Frage: "Wenn man die beiden angesprochenen Werkzeuge optimal nutzen will, muss man sie wahrscheinlich jede Runde verstellen. Schränkt das nicht die Wahrscheinlichkeit von Überholmanövern ein?"
De la Rosa: "Das hängt davon ab. Ich glaube nicht, dass die Fahrer in der Praxis viel mit den Frontflügeleinstellungen herumspielen werden. Dafür hat man nicht genug Zeit und man wird auch nichts umstellen, wenn die Balance in Ordnung ist. Wenn man aber hinter einem anderen Fahrzeug steckt, dann kann man den Frontflügel steiler stellen und eine Attacke riskieren."

Vertrauen in die Techniker

Frage: "Gibt es seitens der Fahrergewerkschaft GPDA irgendwelche Vorbehalte gegenüber KERS und dem verstellbaren Frontflügel?"
De la Rosa: "Nein.

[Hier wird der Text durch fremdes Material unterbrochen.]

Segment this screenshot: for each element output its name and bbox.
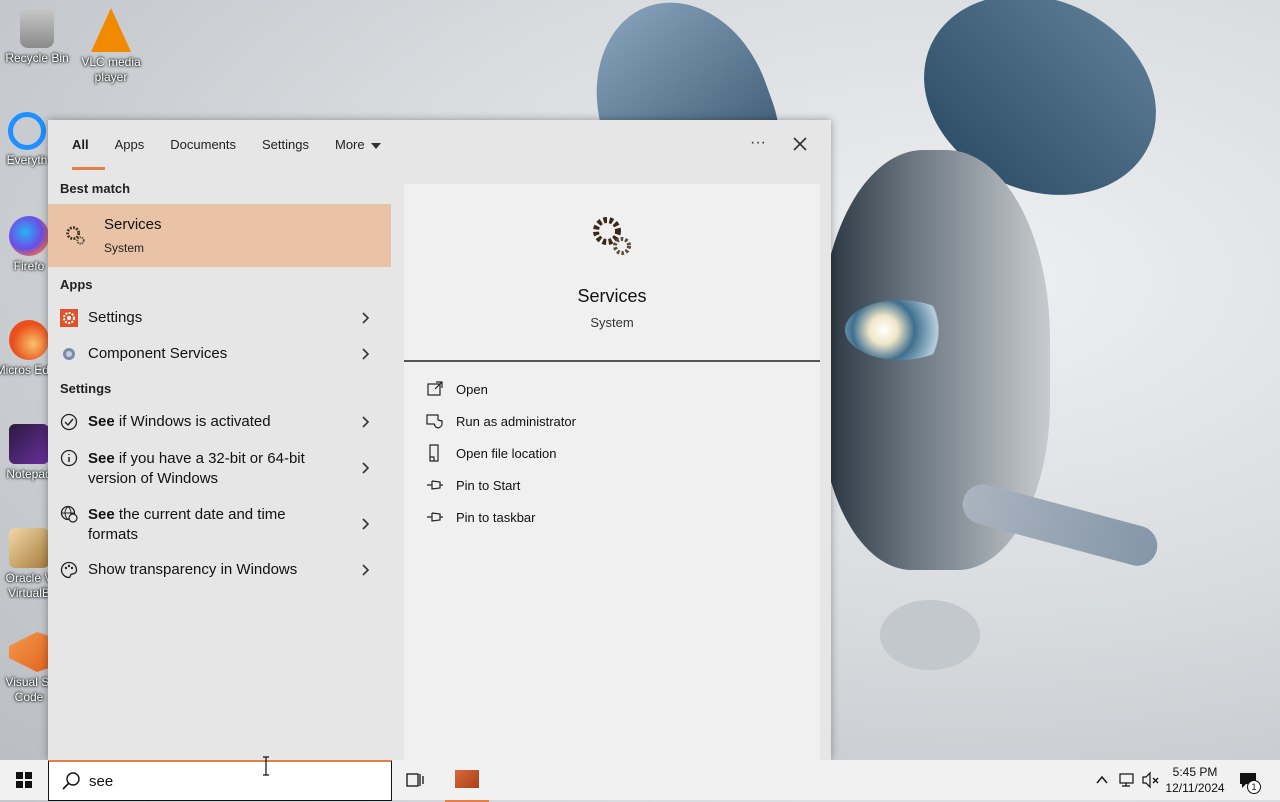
setting-item-text: See if you have a 32-bit or 64-bit versio… — [88, 450, 305, 487]
file-location-icon — [429, 444, 439, 462]
text-cursor-icon — [263, 756, 269, 776]
notepad-icon — [9, 424, 49, 464]
chevron-down-icon — [370, 142, 381, 149]
search-icon — [62, 772, 80, 790]
action-center-button[interactable]: 1 — [1238, 770, 1261, 794]
volume-muted-icon[interactable] — [1141, 771, 1161, 789]
gears-icon — [66, 226, 85, 245]
globe-clock-icon — [60, 505, 78, 523]
component-services-icon — [63, 348, 75, 360]
app-item-settings[interactable]: Settings — [48, 301, 391, 335]
preview-divider — [404, 360, 820, 362]
task-view-icon[interactable] — [405, 770, 425, 790]
windows-start-icon[interactable] — [0, 760, 48, 800]
palette-icon — [60, 561, 78, 579]
action-label: Run as administrator — [456, 414, 576, 429]
action-open[interactable]: Open — [426, 380, 726, 400]
taskbar: see 5:45 PM 12/11/2024 1 — [0, 760, 1280, 802]
filter-tabs: All Apps Documents Settings More — [48, 120, 831, 170]
chevron-right-icon — [362, 312, 370, 324]
tab-documents[interactable]: Documents — [157, 120, 249, 170]
action-label: Open file location — [456, 446, 557, 461]
pin-icon — [427, 480, 443, 490]
preview-subtitle: System — [590, 315, 634, 330]
open-icon — [427, 381, 443, 396]
setting-item-transparency[interactable]: Show transparency in Windows — [48, 553, 391, 587]
best-match-heading: Best match — [60, 181, 131, 196]
tab-more[interactable]: More — [322, 120, 394, 170]
ellipsis-icon[interactable]: ··· — [746, 132, 770, 156]
clock-time: 5:45 PM — [1172, 765, 1218, 779]
tab-all[interactable]: All — [59, 120, 105, 170]
services-app-icon — [455, 770, 479, 788]
action-pin-to-taskbar[interactable]: Pin to taskbar — [426, 508, 726, 528]
tab-more-label: More — [335, 137, 365, 152]
action-label: Open — [456, 382, 488, 397]
close-icon[interactable] — [788, 132, 812, 156]
best-match-subtitle: System — [104, 241, 145, 255]
desktop-icon-recycle-bin[interactable]: Recycle Bin — [0, 8, 74, 66]
wallpaper-foot — [880, 600, 980, 670]
info-icon — [60, 449, 78, 467]
gears-icon — [593, 217, 631, 255]
chevron-right-icon — [362, 348, 370, 360]
virtualbox-icon — [9, 528, 49, 568]
action-pin-to-start[interactable]: Pin to Start — [426, 476, 726, 496]
app-item-component-services[interactable]: Component Services — [48, 337, 391, 371]
chevron-right-icon — [362, 462, 370, 474]
network-icon[interactable] — [1118, 771, 1136, 789]
settings-heading: Settings — [60, 381, 112, 396]
setting-item-text: See the current date and time formats — [88, 506, 286, 543]
action-open-file-location[interactable]: Open file location — [426, 444, 726, 464]
taskbar-search-input[interactable]: see — [48, 760, 392, 801]
app-item-label: Component Services — [88, 345, 228, 362]
system-clock[interactable]: 5:45 PM 12/11/2024 — [1162, 764, 1228, 796]
notification-count-badge: 1 — [1247, 780, 1261, 794]
best-match-item[interactable]: Services System — [48, 204, 391, 267]
start-search-panel: All Apps Documents Settings More ··· Bes… — [48, 120, 831, 760]
chevron-right-icon — [362, 518, 370, 530]
desktop-icon-vlc[interactable]: VLC media player — [74, 8, 148, 85]
vscode-icon — [9, 632, 49, 672]
recycle-bin-icon — [20, 8, 54, 48]
edge-icon — [9, 320, 49, 360]
everything-search-icon — [8, 112, 46, 150]
taskbar-app-services[interactable] — [445, 764, 489, 802]
shield-icon — [426, 414, 443, 429]
chevron-right-icon — [362, 564, 370, 576]
tab-settings[interactable]: Settings — [249, 120, 322, 170]
apps-heading: Apps — [60, 277, 93, 292]
clock-date: 12/11/2024 — [1165, 781, 1225, 795]
chevron-right-icon — [362, 416, 370, 428]
settings-gear-icon — [60, 309, 78, 327]
tab-apps[interactable]: Apps — [102, 120, 158, 170]
search-query-text: see — [89, 773, 114, 790]
setting-item-text: See if Windows is activated — [88, 413, 271, 430]
setting-item-activation[interactable]: See if Windows is activated — [48, 405, 391, 439]
action-label: Pin to Start — [456, 478, 521, 493]
check-circle-icon — [60, 413, 78, 431]
preview-title: Services — [577, 286, 647, 306]
setting-item-date-time[interactable]: See the current date and time formats — [48, 497, 391, 551]
app-item-label: Settings — [88, 309, 143, 326]
best-match-title: Services — [104, 216, 162, 233]
chevron-up-icon[interactable] — [1095, 773, 1109, 787]
preview-pane: Services System Open Run as administrato… — [404, 184, 820, 760]
vlc-icon — [91, 8, 131, 52]
setting-item-bitness[interactable]: See if you have a 32-bit or 64-bit versio… — [48, 441, 391, 495]
action-label: Pin to taskbar — [456, 510, 536, 525]
pin-icon — [427, 512, 443, 522]
wallpaper-eye — [845, 300, 955, 360]
results-list: Best match Services System Apps Settings… — [48, 175, 393, 760]
action-run-as-admin[interactable]: Run as administrator — [426, 412, 726, 432]
firefox-icon — [9, 216, 49, 256]
setting-item-text: Show transparency in Windows — [88, 561, 298, 578]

Was KERS angeht, machen die Teams und die FIA einen sehr guten Job, um es zu verstehen und sicher zu gestalten. Da mache ich mir keine Sorgen. Anfangs waren wir ein bisschen besorgt, weil es diesen Unfall mit dem Mechaniker bei BMW gab. Seither stehe ich aber in Kontakt mit Charlie (Whiting, Technischer Delegierter der FIA; Anm. d. Red.) und auch mein Team hat mir genau erklärt, was die Risiken sind."

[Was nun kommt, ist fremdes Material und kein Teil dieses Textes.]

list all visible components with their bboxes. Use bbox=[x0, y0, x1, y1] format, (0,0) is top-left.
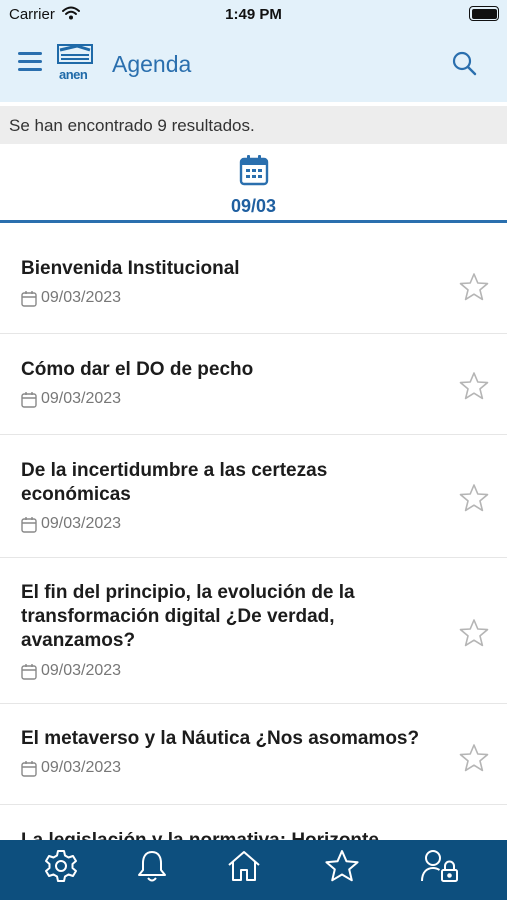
agenda-item[interactable]: El metaverso y la Náutica ¿Nos asomamos?… bbox=[0, 704, 507, 805]
favorite-star-icon[interactable] bbox=[459, 618, 489, 648]
date-tab-label: 09/03 bbox=[230, 196, 277, 216]
logo-text: anen bbox=[59, 67, 88, 82]
item-title: El metaverso y la Náutica ¿Nos asomamos? bbox=[21, 728, 420, 749]
page-title: Agenda bbox=[112, 51, 192, 77]
bottom-tab-bar bbox=[0, 840, 507, 900]
calendar-small-icon bbox=[21, 391, 37, 408]
item-title: De la incertidumbre a las certezas econó… bbox=[21, 460, 328, 505]
battery-icon bbox=[469, 6, 499, 21]
tab-date[interactable]: 09/03 bbox=[0, 144, 507, 223]
search-icon[interactable] bbox=[451, 50, 477, 76]
bell-icon[interactable] bbox=[134, 848, 170, 884]
favorite-star-icon[interactable] bbox=[459, 483, 489, 513]
calendar-icon bbox=[239, 155, 269, 186]
gear-icon[interactable] bbox=[43, 848, 79, 884]
home-icon[interactable] bbox=[226, 848, 262, 884]
item-title: El fin del principio, la evolución de la… bbox=[21, 582, 355, 651]
app-header: anen Agenda bbox=[0, 30, 507, 102]
item-date: 09/03/2023 bbox=[21, 390, 121, 408]
item-date-text: 09/03/2023 bbox=[41, 390, 122, 407]
results-count-text: Se han encontrado 9 resultados. bbox=[9, 116, 255, 135]
item-date-text: 09/03/2023 bbox=[41, 515, 122, 532]
calendar-small-icon bbox=[21, 290, 37, 307]
status-bar: Carrier 1:49 PM bbox=[0, 0, 507, 30]
agenda-list[interactable]: Bienvenida Institucional 09/03/2023 Cómo… bbox=[0, 223, 507, 840]
agenda-item[interactable]: De la incertidumbre a las certezas econó… bbox=[0, 435, 507, 558]
logo-mark-icon bbox=[57, 44, 93, 64]
item-date-text: 09/03/2023 bbox=[41, 759, 122, 776]
item-date-text: 09/03/2023 bbox=[41, 662, 122, 679]
calendar-small-icon bbox=[21, 663, 37, 680]
item-date: 09/03/2023 bbox=[21, 759, 121, 777]
item-date: 09/03/2023 bbox=[21, 289, 121, 307]
menu-icon[interactable] bbox=[18, 52, 42, 72]
item-title: Bienvenida Institucional bbox=[21, 258, 240, 279]
user-lock-icon[interactable] bbox=[420, 848, 460, 884]
item-title: Cómo dar el DO de pecho bbox=[21, 359, 254, 380]
app-logo: anen bbox=[57, 42, 95, 84]
calendar-small-icon bbox=[21, 516, 37, 533]
item-date-text: 09/03/2023 bbox=[41, 289, 122, 306]
agenda-item[interactable]: Bienvenida Institucional 09/03/2023 bbox=[0, 223, 507, 334]
item-title: La legislación y la normativa: Horizonte bbox=[21, 829, 501, 840]
item-date: 09/03/2023 bbox=[21, 515, 121, 533]
calendar-small-icon bbox=[21, 760, 37, 777]
agenda-item[interactable]: El fin del principio, la evolución de la… bbox=[0, 558, 507, 704]
agenda-item[interactable]: Cómo dar el DO de pecho 09/03/2023 bbox=[0, 334, 507, 435]
item-date: 09/03/2023 bbox=[21, 662, 121, 680]
agenda-item[interactable]: La legislación y la normativa: Horizonte bbox=[0, 805, 507, 840]
favorite-star-icon[interactable] bbox=[459, 371, 489, 401]
results-bar: Se han encontrado 9 resultados. bbox=[0, 106, 507, 144]
status-time: 1:49 PM bbox=[225, 6, 282, 23]
favorite-star-icon[interactable] bbox=[459, 743, 489, 773]
favorite-star-icon[interactable] bbox=[459, 272, 489, 302]
star-icon[interactable] bbox=[324, 848, 360, 884]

"Das Problem mit Elektrizität ist, dass man Elektrizität nicht sehen kann." Pedro de la Rosa

"Natürlich werden wir immer dazulernen. Das Problem mit Elektrizität ist, dass man Elektrizität nicht sehen kann. Feuer kann man sehen, aber Strom nicht. Das ist für uns und auch für die Streckenposten das größte Risiko. Ich glaube aber, dass die Teams einen sehr guten Job machen und aus dem Unfall bei BMW gelernt haben."

Frage: "Welche dieser Veränderungen ist am schwierigsten zu meistern: KERS, die Aerodynamik oder die Slicks?"
De la Rosa: "Für mich sind es die Reifen. Die sind die wichtigste Komponente, weil sie die einzige Verbindung zum Asphalt darstellen. KERS und die verstellbaren Frontflügel bringen vielleicht ein paar Zehntel pro Runde. Bei den Reifen können wir vor Melbourne nicht viel dazu sagen, denn im Winter lässt sich nicht abschätzen, wie sie sich bei hoher Asphalttemperatur verhalten, wie stark sie sich abnützen, wie stark Graining auftritt und so weiter."

"Ich finde das sehr interessant, denn das ist eine dramatische Veränderung. Es sind ja nicht nur die Rillen verschwunden, sondern es ist auch die Betriebstemperatur der gesamten Mischung anders geworden. Das ist ein interessanter Bestandteil unserer Arbeit. Leider werde ich das gar nicht selbst erfahren, denn ich darf ja in Australien und Malaysia nicht fahren."

Frage: "Wie wirken sich die Slicks auf das Fahrverhalten in den Kurven aus?"
De la Rosa: "In den langsamen Kurven ist nun definitiv mehr Grip da. In den schnellen Kurven geht dafür etwas Grip verloren. Ich glaube, dass die Rundenzeiten sehr ähnlich sein werden, denn was wir wegen der Aerodynamik in den schnellen Kurven verlieren, gewinnen wir wegen der Slicks in den langsamen Kurven dazu."

"Das Auto ist in den langsamen Kurven frontlastiger und lässt sich leichter einlenken, aber ansonsten verändert sich nicht viel. Ich bin überrascht, wie gering der Unterschied ist. Wenn man die Slicks auf ein 2008er-Auto schrauben würde, wären die Autos natürlich viel schneller, aber insgesamt gesehen ist der Unterschied erstaunlich gering."